In 1970, at West Point, Vice President Agnew said, "some glamorize the criminal misfits of society while our best men die in Asian rice paddies to preserve the freedom which most of those misfits abuse," and this was used as a rallying point for our effort in Vietnam.

But for us, as boys in Asia whom the country was supposed to support, his statement is a terrible distortion from which we can only draw a very deep sense of revulsion. Hence the anger of some of the men who are here in Washington today. It is a distortion because we in no way consider ourselves the best men of this country, because those he calls misfits were standing up for us in a way that nobody else in this country dared to, because so many who have died would have returned to this country to join the misfits in their efforts to ask for an immediate withdrawal from South Vietnam, because so many of those best men have returned as quadriplegics and amputees, and they lie forgotten in Veterans' Administration hospitals in this country which fly the flag which so many have chosen as their own personal symbol. And we cannot consider ourselves America's best men when we are ashamed of and hated what we were called on to do in Southeast Asia.

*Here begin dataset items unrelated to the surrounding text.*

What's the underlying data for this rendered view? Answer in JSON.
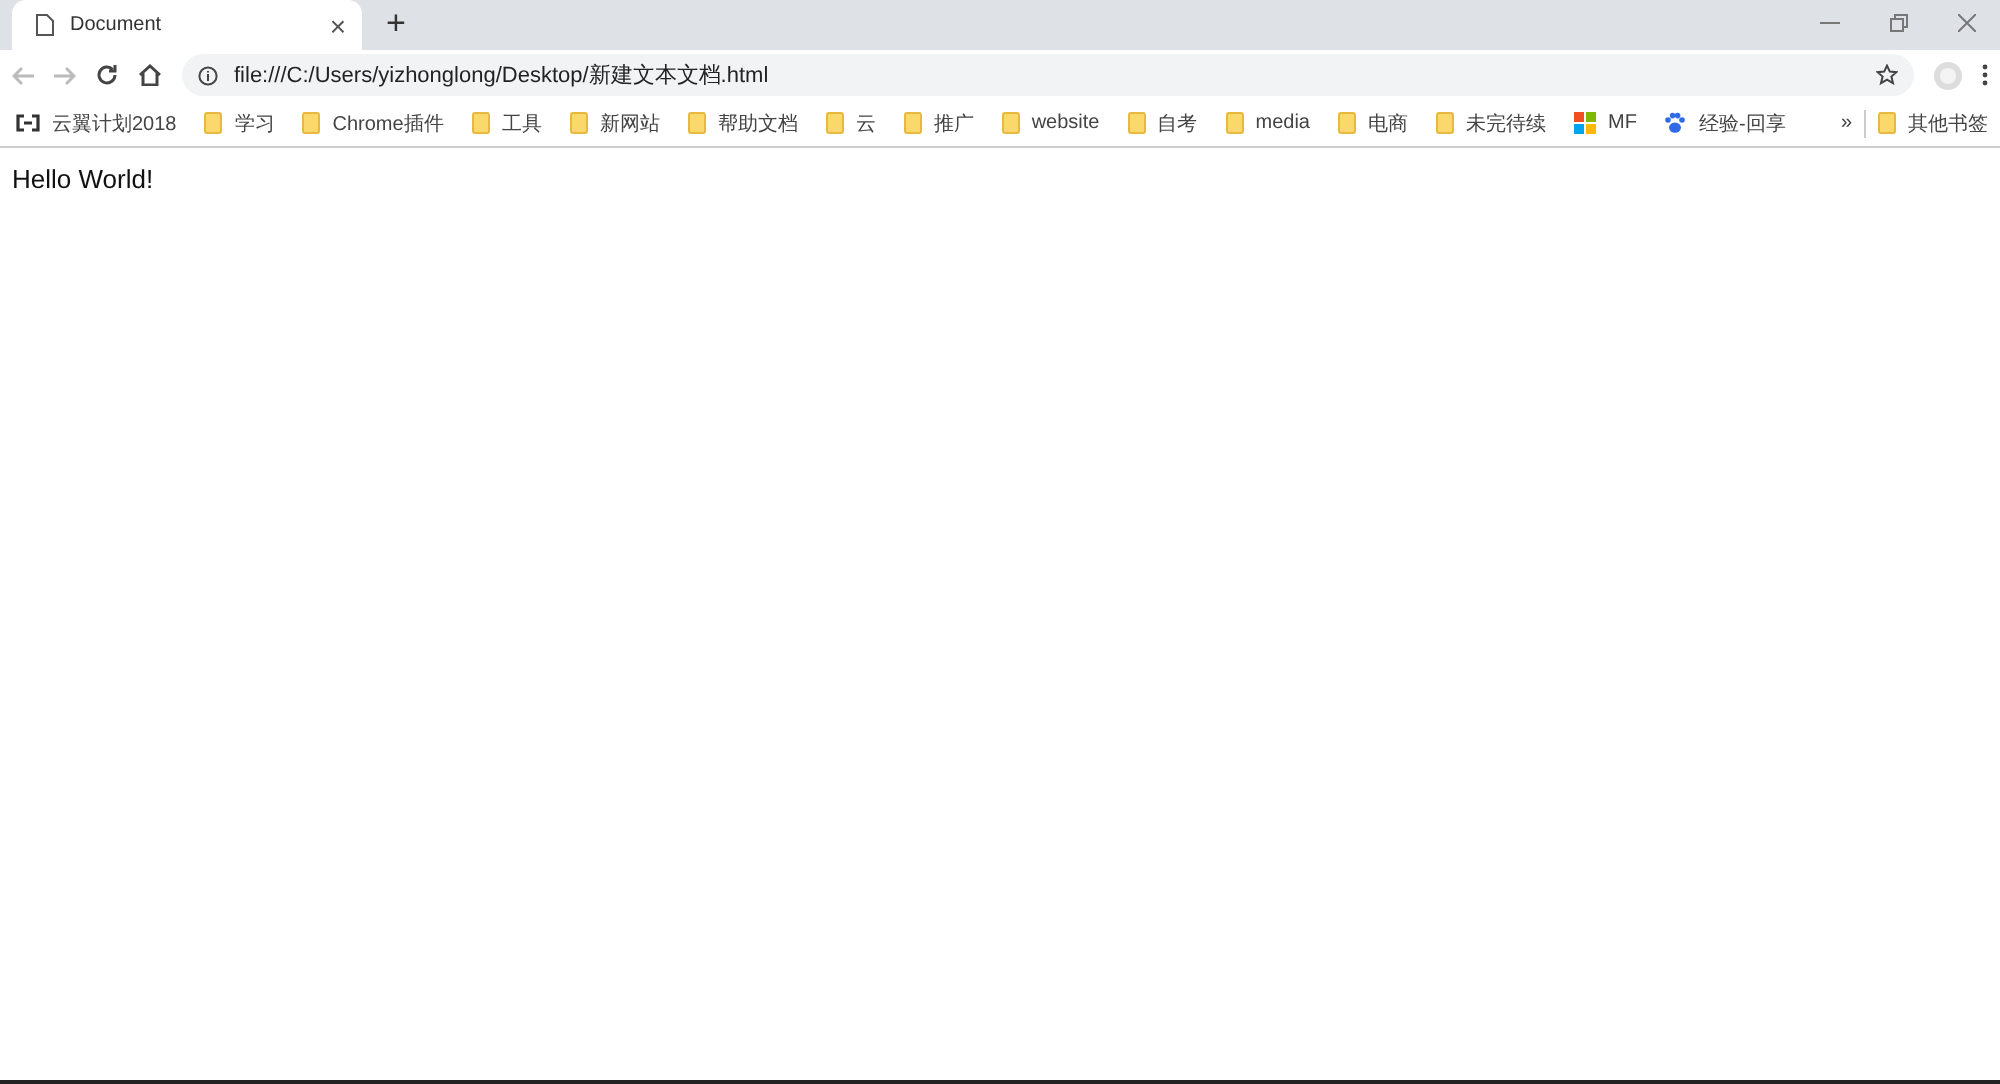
{
  "tab": {
    "title": "Document",
    "close": "×",
    "selected": true
  },
  "new_tab": "+",
  "address_bar": {
    "value": "file:///C:/Users/yizhonglong/Desktop/新建文本文档.html"
  },
  "bookmarks": [
    {
      "kind": "cloud",
      "label": "云翼计划2018"
    },
    {
      "kind": "folder",
      "label": "学习"
    },
    {
      "kind": "folder",
      "label": "Chrome插件"
    },
    {
      "kind": "folder",
      "label": "工具"
    },
    {
      "kind": "folder",
      "label": "新网站"
    },
    {
      "kind": "folder",
      "label": "帮助文档"
    },
    {
      "kind": "folder",
      "label": "云"
    },
    {
      "kind": "folder",
      "label": "推广"
    },
    {
      "kind": "folder",
      "label": "website"
    },
    {
      "kind": "folder",
      "label": "自考"
    },
    {
      "kind": "folder",
      "label": "media"
    },
    {
      "kind": "folder",
      "label": "电商"
    },
    {
      "kind": "folder",
      "label": "未完待续"
    },
    {
      "kind": "windows",
      "label": "MF"
    },
    {
      "kind": "paw",
      "label": "经验-回享"
    }
  ],
  "more_bookmarks": "»",
  "other_bookmarks": "其他书签",
  "page_text": "Hello World!"
}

In our opinion, and from our experience, there is nothing in South Vietnam which could happen that realistically threatens the United States of America. And to attempt to justify the loss of one American life in Vietnam, Cambodia, or Laos by linking such loss to the preservation of freedom, which those misfits supposedly abuse, is to us the height of criminal hypocrisy, and it is that kind of hypocrisy which we feel has torn this country apart.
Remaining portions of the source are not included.